ÁLBUM DE FAMÍLIA
Álbum de Família pode ser considerada uma evolução natural na temática de Nelson Rodrigues. Depois de mostrar a semi-consciência de Alaíde, em Vestido de Noiva, e o delírio de Sônia, em Valsa nº 6, nada mais natural do que um mergulho no inconsciente primitivo do homem. Em Álbum de Família, Nelson Rodrigues escolheu mostrar o cotidiano de uma família aparentemente comum, formada pelo casal, os quatro filhos e a tia solteirona. A normalidade do clã, porém, logo é desmistificado para o público. Não há uma única personagem que não perca sua máscara em algum momento da peça.
O incesto, grande tabu da humanidade, aparece aqui como uma das personagens principais. Glória, a filha, é apaixonada pelo pai; Edmundo, o filho, é apaixonado pela mãe; Guilherme, o primogênito, castrou-se para não ameaçar a virgindade da irmã, por quem ainda é apaixonado; Jonas, o pai, compensa o amor irrealizável pela filha desvirginando meninas de 12 a 16 anos na própria casa; Dona Senhorinha, a mãe, é apaixonada pelo filho Nonô, louco que vive pelado pelos arredores da fazenda. Álbum de Família é, antes de tudo, uma peça freudiana. Nela aparecem típicos personagens de Freud, como Édipo, o garoto que se casa com a mãe, e Electra, a menina que não consegue superar seu amor pelo pai.

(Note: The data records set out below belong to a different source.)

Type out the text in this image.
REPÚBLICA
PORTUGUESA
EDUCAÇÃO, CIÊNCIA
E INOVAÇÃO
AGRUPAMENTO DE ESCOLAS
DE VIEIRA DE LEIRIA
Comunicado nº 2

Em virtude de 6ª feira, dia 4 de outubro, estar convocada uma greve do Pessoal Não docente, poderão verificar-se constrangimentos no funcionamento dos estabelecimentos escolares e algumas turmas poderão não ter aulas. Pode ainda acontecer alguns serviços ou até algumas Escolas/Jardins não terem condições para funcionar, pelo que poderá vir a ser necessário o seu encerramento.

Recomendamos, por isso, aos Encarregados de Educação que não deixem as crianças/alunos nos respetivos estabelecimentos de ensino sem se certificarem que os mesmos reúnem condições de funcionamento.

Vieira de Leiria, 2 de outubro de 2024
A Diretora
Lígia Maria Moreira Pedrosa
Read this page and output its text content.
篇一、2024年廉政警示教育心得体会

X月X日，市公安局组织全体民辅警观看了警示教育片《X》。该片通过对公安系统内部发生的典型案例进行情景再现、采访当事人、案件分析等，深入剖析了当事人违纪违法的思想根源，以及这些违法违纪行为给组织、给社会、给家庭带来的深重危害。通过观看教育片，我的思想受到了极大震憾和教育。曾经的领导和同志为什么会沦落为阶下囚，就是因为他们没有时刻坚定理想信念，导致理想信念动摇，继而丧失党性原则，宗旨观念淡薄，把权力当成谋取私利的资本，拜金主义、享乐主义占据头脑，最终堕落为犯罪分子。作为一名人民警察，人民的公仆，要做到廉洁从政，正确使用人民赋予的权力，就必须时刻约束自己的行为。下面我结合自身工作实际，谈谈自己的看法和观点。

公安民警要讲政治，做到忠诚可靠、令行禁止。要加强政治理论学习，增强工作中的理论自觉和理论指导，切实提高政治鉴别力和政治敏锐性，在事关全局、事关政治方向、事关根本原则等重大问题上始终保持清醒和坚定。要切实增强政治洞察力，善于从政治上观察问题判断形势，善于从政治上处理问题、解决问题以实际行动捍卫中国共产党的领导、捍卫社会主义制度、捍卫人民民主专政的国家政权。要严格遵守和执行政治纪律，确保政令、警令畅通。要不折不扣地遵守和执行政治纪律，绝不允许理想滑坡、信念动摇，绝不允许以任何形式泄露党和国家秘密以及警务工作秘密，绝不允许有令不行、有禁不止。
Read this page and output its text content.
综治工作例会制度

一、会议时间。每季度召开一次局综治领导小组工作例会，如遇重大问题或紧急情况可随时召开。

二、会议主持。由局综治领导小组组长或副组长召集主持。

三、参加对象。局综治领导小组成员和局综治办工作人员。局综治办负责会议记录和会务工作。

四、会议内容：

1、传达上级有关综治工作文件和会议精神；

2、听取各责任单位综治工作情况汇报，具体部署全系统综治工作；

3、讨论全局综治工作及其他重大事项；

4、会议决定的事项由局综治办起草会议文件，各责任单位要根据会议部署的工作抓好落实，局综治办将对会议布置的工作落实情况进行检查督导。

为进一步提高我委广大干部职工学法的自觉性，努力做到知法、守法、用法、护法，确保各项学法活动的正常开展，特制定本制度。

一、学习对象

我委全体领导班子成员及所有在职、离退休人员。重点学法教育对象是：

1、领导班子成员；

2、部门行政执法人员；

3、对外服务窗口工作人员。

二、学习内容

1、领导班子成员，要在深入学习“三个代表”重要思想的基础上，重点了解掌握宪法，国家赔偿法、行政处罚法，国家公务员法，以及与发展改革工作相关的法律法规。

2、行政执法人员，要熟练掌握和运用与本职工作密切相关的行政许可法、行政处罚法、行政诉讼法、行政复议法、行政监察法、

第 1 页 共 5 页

Neste contexto, não existe a mínima possibilidade de as personagens de Álbum de Família parecerem pessoas comuns. Representando arquétipos da psicologia, elas simbolizam idéias como o impulso natural ao incesto, a paixão carnal entre irmãos, a sexualidade instintiva e a frigidez. Extremamente ousada para a época, a peça inaugurou um novo filão na dramaturgia de Nelson Rodrigues: o teatro desagradável. Aterrorizada com “a torpeza, a incapacidade literária, a falta de nobreza, o sacrilégio e a imoralidade”, a censura do governo getulista segurou o texto e não liberou nem sob protestos de vários intelectuais da época. Manuel Bandeira, já considerado um dos melhores poetas do Brasil, saiu em defesa de Nelson Rodrigues com um artigo onde garantia que o autor de Álbum de Família era, de longe, o maior poeta dramático que já apareceu na literatura brasileira.